Why Cinatra
Cinatra is the AI workspace teams run together. Instead of each person prompting a chatbot alone, a whole team runs AI agents inside shared projects, teams, and organizations — and works with the results together: reviewing what agents produce, approving the next step, and building on each other’s runs. It is the open source AI workspace for teams — on data you control, for as long as the work takes, with a paper trail you can audit. This page gathers the concrete benefits the workspace unlocks over isolated chat tools, managed-agent products, and one-off SDK integrations.
For the comparisons against specific alternatives, see the comparisons section.

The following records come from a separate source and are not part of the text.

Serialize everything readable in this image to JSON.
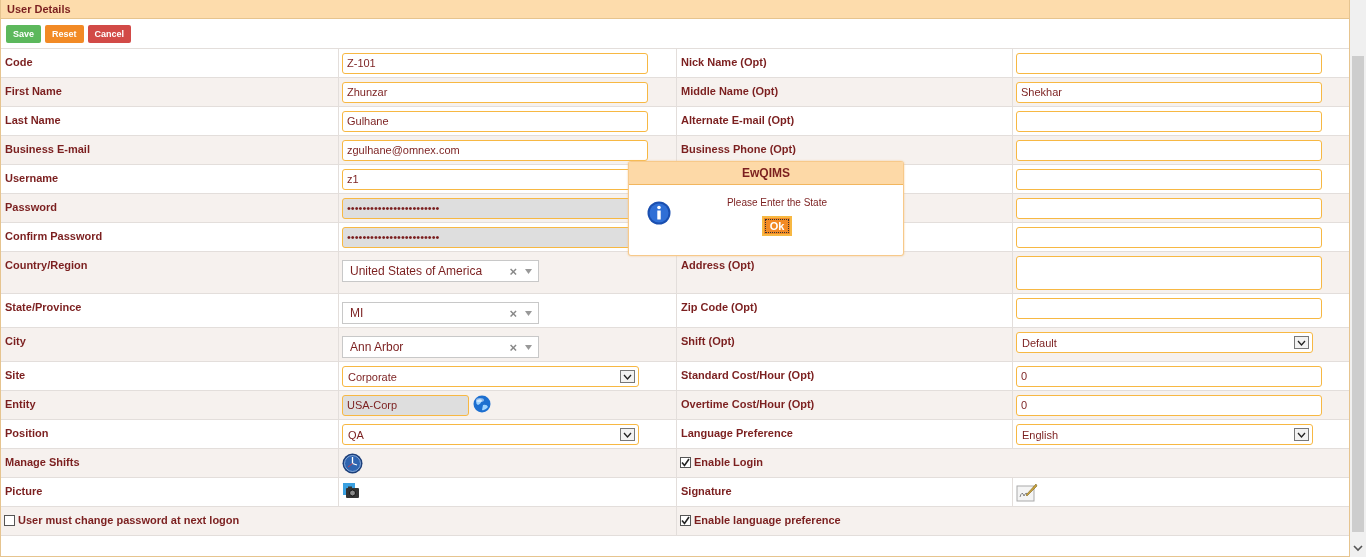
{
  "panel": {
    "title": "User Details"
  },
  "buttons": [
    {
      "label": "Save",
      "kind": "save"
    },
    {
      "label": "Reset",
      "kind": "reset"
    },
    {
      "label": "Cancel",
      "kind": "cancel"
    }
  ],
  "rows": [
    {
      "left": {
        "label": "Code",
        "field": {
          "kind": "text",
          "value": "Z-101"
        }
      },
      "right": {
        "label": "Nick Name (Opt)",
        "field": {
          "kind": "text"
        }
      }
    },
    {
      "left": {
        "label": "First Name",
        "field": {
          "kind": "text",
          "value": "Zhunzar"
        }
      },
      "right": {
        "label": "Middle Name (Opt)",
        "field": {
          "kind": "text",
          "value": "Shekhar"
        }
      }
    },
    {
      "left": {
        "label": "Last Name",
        "field": {
          "kind": "text",
          "value": "Gulhane"
        }
      },
      "right": {
        "label": "Alternate E-mail (Opt)",
        "field": {
          "kind": "text"
        }
      }
    },
    {
      "left": {
        "label": "Business E-mail",
        "field": {
          "kind": "text",
          "value": "zgulhane@omnex.com"
        }
      },
      "right": {
        "label": "Business Phone (Opt)",
        "field": {
          "kind": "text"
        }
      }
    },
    {
      "left": {
        "label": "Username",
        "field": {
          "kind": "text",
          "value": "z1"
        }
      },
      "right": {
        "field": {
          "kind": "text"
        }
      }
    },
    {
      "left": {
        "label": "Password",
        "field": {
          "kind": "password",
          "value": "••••••••••••••••••••••••"
        }
      },
      "right": {
        "field": {
          "kind": "text"
        }
      }
    },
    {
      "left": {
        "label": "Confirm Password",
        "field": {
          "kind": "password",
          "value": "••••••••••••••••••••••••"
        }
      },
      "right": {
        "field": {
          "kind": "text"
        }
      }
    },
    {
      "left": {
        "label": "Country/Region",
        "field": {
          "kind": "combo",
          "value": "United States of America",
          "clear": "×"
        }
      },
      "right": {
        "label": "Address (Opt)",
        "field": {
          "kind": "textarea"
        }
      }
    },
    {
      "left": {
        "label": "State/Province",
        "field": {
          "kind": "combo",
          "value": "MI",
          "clear": "×"
        }
      },
      "right": {
        "label": "Zip Code (Opt)",
        "field": {
          "kind": "text"
        }
      }
    },
    {
      "left": {
        "label": "City",
        "field": {
          "kind": "combo",
          "value": "Ann Arbor",
          "clear": "×"
        }
      },
      "right": {
        "label": "Shift (Opt)",
        "field": {
          "kind": "select",
          "value": "Default"
        }
      }
    },
    {
      "left": {
        "label": "Site",
        "field": {
          "kind": "select",
          "value": "Corporate"
        }
      },
      "right": {
        "label": "Standard Cost/Hour (Opt)",
        "field": {
          "kind": "text",
          "value": "0"
        }
      }
    },
    {
      "left": {
        "label": "Entity",
        "field": {
          "kind": "lookup",
          "value": "USA-Corp"
        }
      },
      "right": {
        "label": "Overtime Cost/Hour (Opt)",
        "field": {
          "kind": "text",
          "value": "0"
        }
      }
    },
    {
      "left": {
        "label": "Position",
        "field": {
          "kind": "select",
          "value": "QA"
        }
      },
      "right": {
        "label": "Language Preference",
        "field": {
          "kind": "select",
          "value": "English"
        }
      }
    },
    {
      "left": {
        "label": "Manage Shifts",
        "field": {
          "kind": "clock"
        }
      },
      "right": {
        "kind": "checkbox",
        "label": "Enable Login",
        "checked": true
      }
    },
    {
      "left": {
        "label": "Picture",
        "field": {
          "kind": "camera"
        }
      },
      "right": {
        "label": "Signature",
        "field": {
          "kind": "signature"
        }
      }
    },
    {
      "left": {
        "kind": "checkbox",
        "label": "User must change password at next logon",
        "checked": false
      },
      "right": {
        "kind": "checkbox",
        "label": "Enable language preference",
        "checked": true
      }
    }
  ],
  "dialog": {
    "title": "EwQIMS",
    "message": "Please Enter the State",
    "button": "Ok"
  }
}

AI you run together, not alone
Section titled “AI you run together, not alone”The main reason teams adopt Cinatra: AI stops being a solo activity. Agents, their runs, and their outputs are owned at the level that matches how you actually work — user, team, organization, or workspace — and organised into projects that bound the context and collect the results.
- Run an agent inside a project and everyone with access sees the run, its human-in-the-loop gates, and its output — not a transcript trapped in one person’s chat history.
- Ownership and visibility are first-class: a skill, agent, or result scoped to a team is visible to the whole team; scoped to the organization, to everyone in it.
- People work with what agents produce — reviewing at human-in-the-loop (HITL) gates, resuming runs, and building on each other’s outputs — instead of re-prompting from scratch.
Work that doesn’t disappear
Section titled “Work that doesn’t disappear”Most AI tools are optimised for a single chat session. Close the tab and the work is gone. Cinatra is built for the opposite case: workflows that take minutes, hours, or days; agents that pause for human review and resume cleanly; runs that survive page reloads, network drops, and process restarts.
- Every agent run is durable in Postgres with a typed Agent-User Interaction Protocol (AG-UI) event stream backed by Redis Streams. Disconnect and reconnect; the stream picks up exactly where it left off.
- The platform exposes runs over both the chat UI and Model Context Protocol (MCP), so a workflow you started in chat can be inspected and continued from Claude Code, ChatGPT connectors, or any other MCP client.
- Background work is owned by BullMQ (a Redis-backed job queue) on Redis. Even when nobody is watching the run page, the work continues — and the user gets a notification when it lands.
Multi-provider LLMs with one interface
Section titled “Multi-provider LLMs with one interface”You never write OpenAI / Anthropic / Gemini code by hand. Everything routes through one orchestration interface that owns provider selection, tool injection, skill matching, retries, and observability.
- Add a new provider once; every agent benefits.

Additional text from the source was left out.